Factoring 101

Qualifying Business Prospects for Factoring as Sales Qualified Leads

Factoring 101

How to Qualify Your Prospects for Factoring as Sales Qualified Leads

As is often reported, over 80% of business loan applicants are turned down by commercial banks.  Fortunately for you as a factoring agent, approval rates for factoring arrangements are virtually the opposite.  In fact, if a business meets the minimum qualifications for factoring, they are almost always approved and you will earn a commission for your hard work and the referral.

As a true professional, however, it is very important that you know how to qualify a business for factoring prior to submitting it to your sponsor.  Your deal will always be underwritten by the factor very quickly if it is a “legitimate” deal.  As an agent, you should avoid the time wasters or of submitting a deal that is obviously not acceptable to your sponsor or factor.  The lesson below will help you separate the buyable and commission-generating Sales Qualified Leads, from the junk. 

How to Qualify Your Referrals as SQL

Qualifying Your Referrals as Sales Qualified Leads

You’ve generated a lead for business finance from a LinkedIn lead or referral.  Now what?  Fortunately, factoring is one of the most accepted methods of finance worldwide. Remember, as an IACFB Agent, your job is simply to generate Sales Qualified Leads (SQL). When you can identify your lead as an SQL, then you will T.O. (turn over) your lead to your sponsor or sponsor’s BDO. So how can you feel your lead is Sales Qualified? There are two documents you can request from your prospect that can quickly tell you if your lead is Sales Qualified. These are the:

  • Company Profile
  • Accounts Receivable Aging Report

Step One: Get the Prospect to Complete a Company Profile

In most cases, getting a completed Company Profile will tell you everything you need to know about the prospect and its ability to qualify or not qualify for factoring. Once in hand, here are three (3) things to look for immediately.

  • DOLLAR VOLUME OF RECEIVABLES NOW OPEN: If a business has no accounts receivable (invoices), it is not a prospect for factoring, and any additional time spent on this lead is likely wasted.  THERE MUST BE ACCOUNTS RECEIVABLE TO FACTOR.  Even small balances are eligible for factoring. Upcoming sales from a new client to be invoiced will likely qualify for setting up a new account. However, a company that does not invoice customers is not a factoring client.
  • TAXES AND TAX LIENS: If a tax lien is present or tax payments are in arrears, try to find out the balance involved and also if a payment plan with the IRS is in effect.  Tax liens are not necessarily deal- breakers, but must be dealt with. Agreements must be in place that will eliminate the IRS’s ability to levy payments due from purchased customer accounts and prime the factor. 
  • BANK LOANS OUTSTANDING: As you know, the factor will require a senior secured 1st lien position in accounts receivable in order for a factoring arrangement to be put in place.  If bank loans are evidenced on the Company Profile, talk to your prospect to try to determine if the loans are secured by real estate or if by equipment rather than secured by accounts receivable.

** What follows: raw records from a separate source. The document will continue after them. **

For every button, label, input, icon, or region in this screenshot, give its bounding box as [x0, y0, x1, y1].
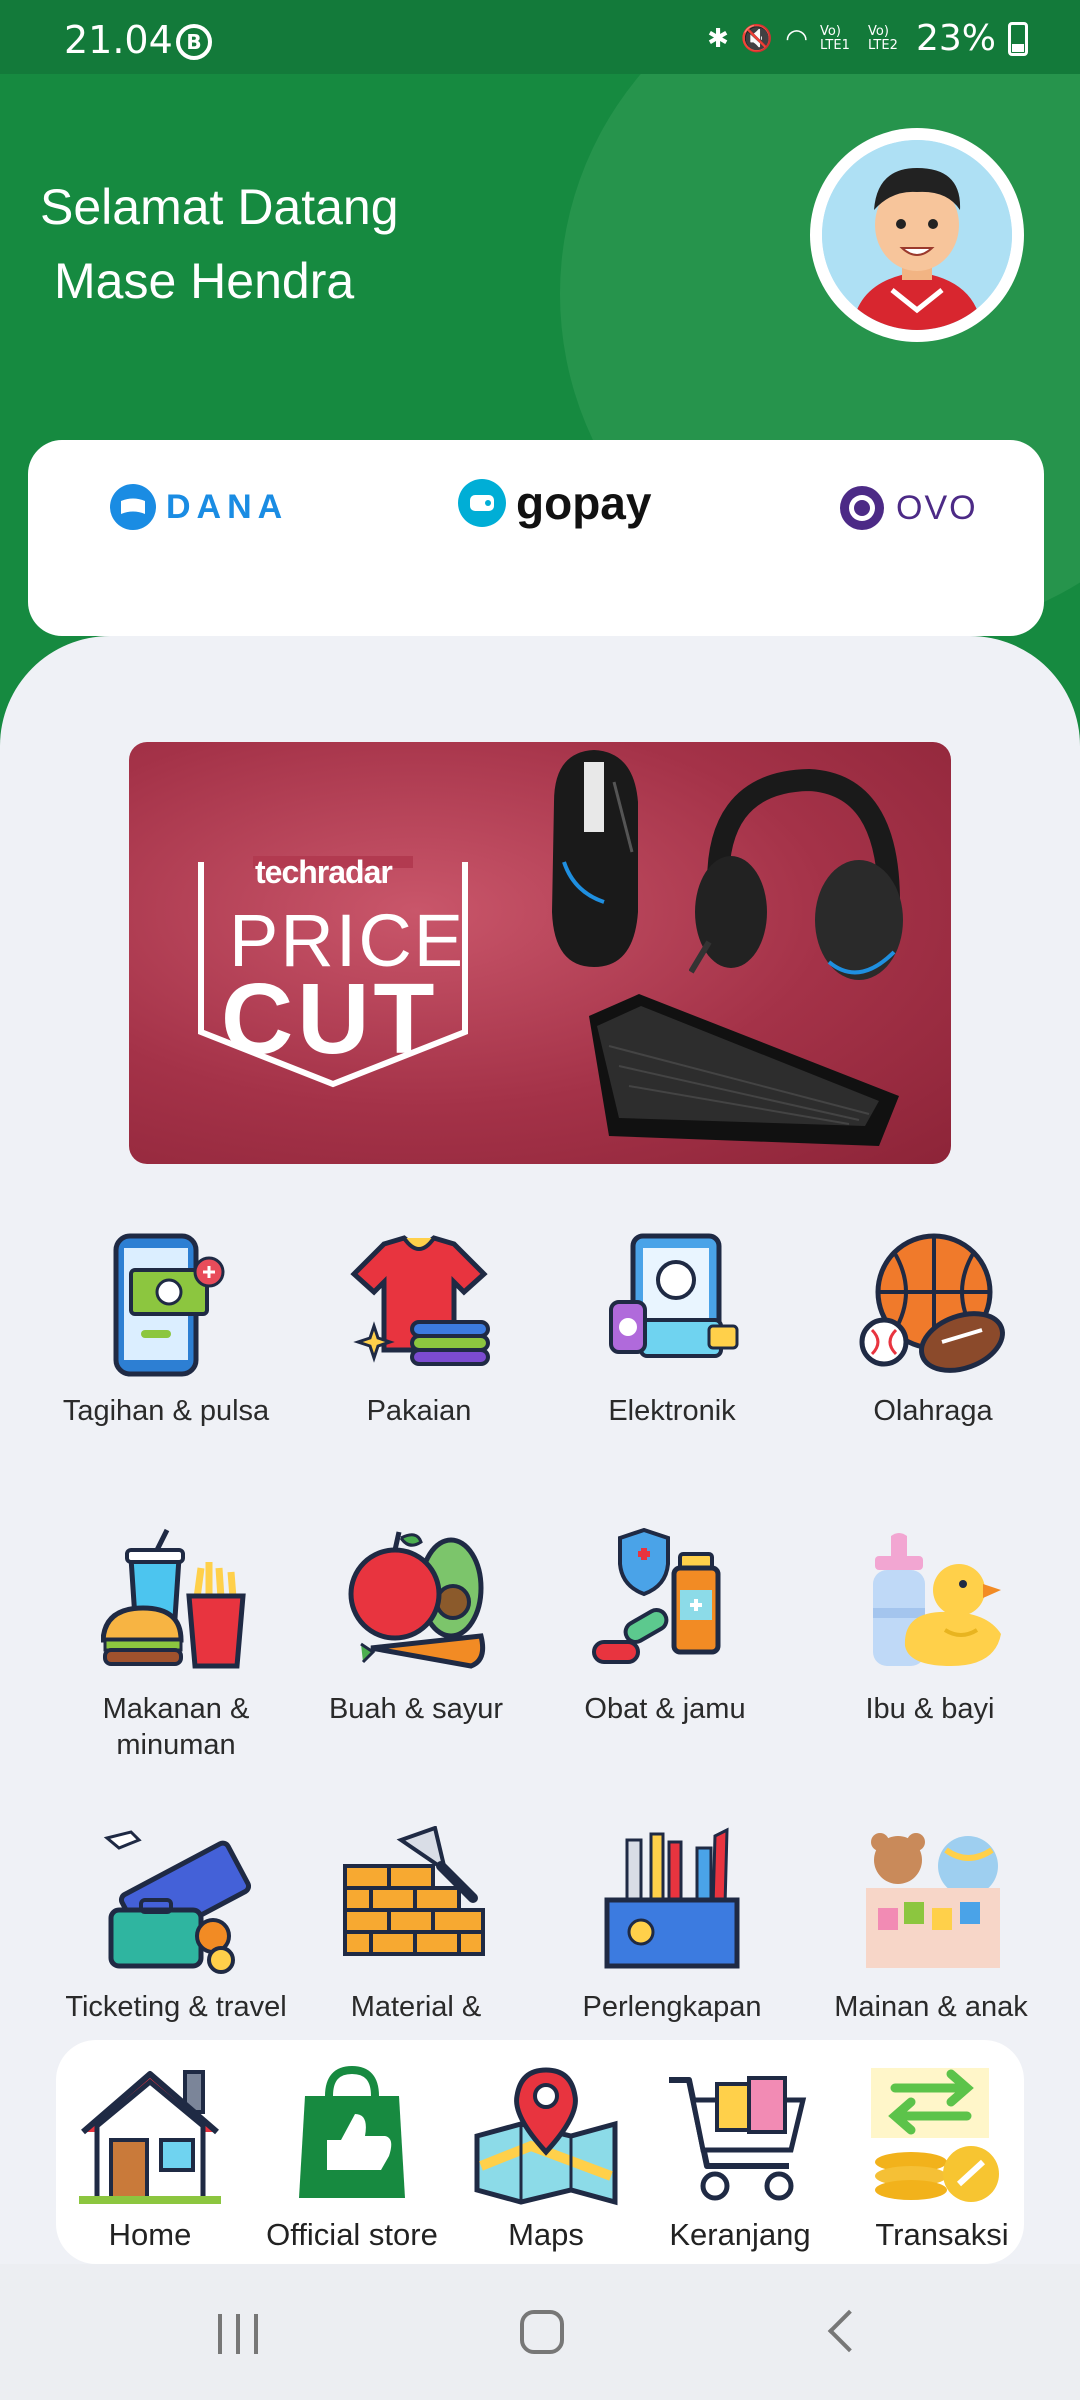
mute-icon: 🔇 — [740, 23, 774, 54]
nav-label: Home — [108, 2217, 192, 2252]
gopay-logo-icon — [458, 479, 506, 527]
greeting-line1: Selamat Datang — [40, 179, 399, 235]
nav-official-store[interactable]: Official store — [252, 2065, 452, 2253]
cart-icon — [669, 2076, 807, 2201]
category-label: Perlengkapan ATK — [582, 1991, 762, 2023]
ticket-travel-icon — [103, 1830, 252, 1974]
signal-2-icon: Vo) LTE2 — [867, 23, 898, 53]
wallet-name: OVO — [896, 488, 978, 527]
category-tagihan-pulsa[interactable]: Tagihan & pulsa — [51, 1230, 281, 1429]
status-time: 21.04 — [64, 18, 173, 62]
sports-balls-icon — [859, 1233, 1005, 1373]
category-label: Material & perkakas — [350, 1991, 482, 2023]
category-label: Mainan & anak — [834, 1991, 1028, 2023]
bottom-navigation: Home Official store Maps Keranjang Trans… — [56, 2040, 1024, 2264]
category-olahraga[interactable]: Olahraga — [818, 1230, 1048, 1429]
wallet-ovo[interactable]: OVO — [838, 484, 978, 532]
b-notification-icon: B — [176, 24, 212, 60]
avatar-image — [822, 140, 1012, 330]
category-label: Ibu & bayi — [865, 1693, 995, 1725]
ovo-logo-icon — [840, 486, 884, 530]
fruit-vegetable-icon — [348, 1531, 486, 1669]
nav-label: Transaksi — [875, 2217, 1009, 2252]
recent-apps-button[interactable] — [218, 2314, 258, 2354]
category-label: Elektronik — [608, 1395, 736, 1427]
home-button[interactable] — [520, 2310, 564, 2354]
stationery-icon — [604, 1827, 740, 1969]
wallet-name: DANA — [166, 487, 289, 526]
category-material-perkakas[interactable]: Material & perkakas — [301, 1825, 531, 2025]
wallet-dana[interactable]: DANA — [110, 484, 288, 530]
banner-line2: CUT — [221, 963, 439, 1075]
category-mainan-anak[interactable]: Mainan & anak — [816, 1826, 1046, 2025]
category-buah-sayur[interactable]: Buah & sayur — [301, 1528, 531, 1727]
headset-image — [689, 768, 903, 980]
nav-keranjang[interactable]: Keranjang — [640, 2066, 840, 2253]
fast-food-icon — [100, 1528, 246, 1669]
category-obat-jamu[interactable]: Obat & jamu — [550, 1527, 780, 1727]
home-icon — [79, 2070, 221, 2204]
back-button[interactable] — [827, 2309, 871, 2353]
wallet-card: DANA gopay OVO — [28, 440, 1044, 636]
baby-bottle-duck-icon — [873, 1533, 1001, 1666]
category-pakaian[interactable]: Pakaian — [304, 1230, 534, 1429]
wallet-name: gopay — [516, 477, 652, 529]
status-bar: 21.04 B ✱ 🔇 ◠ Vo) LTE1 Vo) LTE2 23% — [0, 0, 1080, 74]
nav-label: Official store — [266, 2217, 438, 2252]
battery-percent: 23% — [915, 18, 996, 59]
category-label: Ticketing & travel — [65, 1991, 287, 2023]
gaming-mouse-image — [552, 750, 638, 967]
greeting-user-name: Mase Hendra — [54, 253, 355, 309]
nav-transaksi[interactable]: Transaksi — [842, 2066, 1042, 2253]
nav-label: Maps — [508, 2217, 584, 2252]
nav-home[interactable]: Home — [50, 2066, 250, 2253]
wifi-icon: ◠ — [785, 23, 808, 54]
dana-logo-icon — [110, 484, 156, 530]
signal-1-icon: Vo) LTE1 — [819, 23, 850, 53]
category-label: Olahraga — [873, 1395, 993, 1427]
wallet-gopay[interactable]: gopay — [458, 476, 651, 530]
nav-label: Keranjang — [669, 2217, 811, 2252]
category-ibu-bayi[interactable]: Ibu & bayi — [815, 1528, 1045, 1727]
greeting: Selamat Datang Mase Hendra — [40, 170, 399, 318]
category-label: Buah & sayur — [328, 1693, 504, 1725]
category-elektronik[interactable]: Elektronik — [557, 1230, 787, 1429]
clothes-icon — [350, 1235, 490, 1366]
promo-banner[interactable]: techradar PRICE CUT — [129, 742, 951, 1164]
nav-maps[interactable]: Maps — [446, 2066, 646, 2253]
electronics-icon — [609, 1233, 739, 1358]
category-label: Pakaian — [366, 1395, 472, 1427]
battery-icon — [1008, 21, 1028, 56]
system-navigation-bar — [0, 2264, 1080, 2400]
keyboard-image — [589, 994, 899, 1146]
bluetooth-icon: ✱ — [707, 23, 729, 54]
banner-brand: techradar — [255, 854, 393, 890]
bricks-trowel-icon — [343, 1825, 485, 1956]
category-makanan-minuman[interactable]: Makanan & minuman — [61, 1528, 291, 1763]
category-ticketing-travel[interactable]: Ticketing & travel — [61, 1826, 291, 2025]
category-label: Tagihan & pulsa — [62, 1395, 270, 1427]
map-pin-icon — [474, 2067, 618, 2206]
category-label: Makanan & minuman — [102, 1693, 250, 1761]
transaction-icon — [871, 2068, 999, 2202]
category-label: Obat & jamu — [584, 1693, 746, 1725]
category-perlengkapan-atk[interactable]: Perlengkapan ATK — [557, 1826, 787, 2025]
medicine-icon — [592, 1527, 721, 1664]
phone-bill-icon — [113, 1233, 225, 1377]
shopping-bag-icon — [299, 2065, 405, 2198]
toys-icon — [866, 1833, 1000, 1968]
avatar[interactable] — [810, 128, 1024, 342]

Step Two:  Get an A/R Aging Report

Always try to get a current accounts receivable aging report from the prospect if possible.  This report, generated from the prospect’s accounting software, will document the current receivables outstanding, the names of the account debtor (customer), and how long the invoices have been outstanding.  

It is not uncommon for a business owner to seek factoring in the hope that the factor will buy invoices that are way overdue and in jeopardy of non-payment.  If you see an aging report with a large percentage of past-due invoices, there is a problem, and it’s unlikely the deal will be accepted.

Common Submission Mistakes

As you should now know, deal submission as a factoring agent is deceptively simple, but there are several very common mistakes made by “newbie” agents, and they almost always involve identifying the type of financing needed.  As a new freelancer, you will understandably be excited when you get your first completed company profile, but don’t let your excitement allow you to make any of the following mistakes.

Purchase Order Funding and Contract Mobilizations

A purchase order (PO) is a document issued by a buyer to a seller, indicating the types, quantities, and agreed prices for products or services. PO funding refers to the financial arrangements that allow a company to fulfill its purchase orders. This typically involves third-party financial institutions providing the necessary capital to suppliers or manufacturers to produce and deliver the goods or services specified in the PO. The funding is usually short-term, tied directly to the specific purchase order, and repaid once the buyer fulfills their payment obligations.

Contract funding, on the other hand, involves financing based on long-term contracts between businesses and their clients. This type of funding is often utilized for projects or services that extend over a longer period, such as construction projects or large-scale service agreements. Contract funding ensures that the contractor has the necessary cash flow to meet operational expenses and deliver on the contract terms. Unlike PO funding, which is short-term and specific to individual orders, contract funding provides broader financial support throughout the duration of the entire contract.

As an agent, your sponsor may have support and resources for the financing for purchase order finance since virtually all purchase orders become an invoice item once the goods have been delivered or services performed.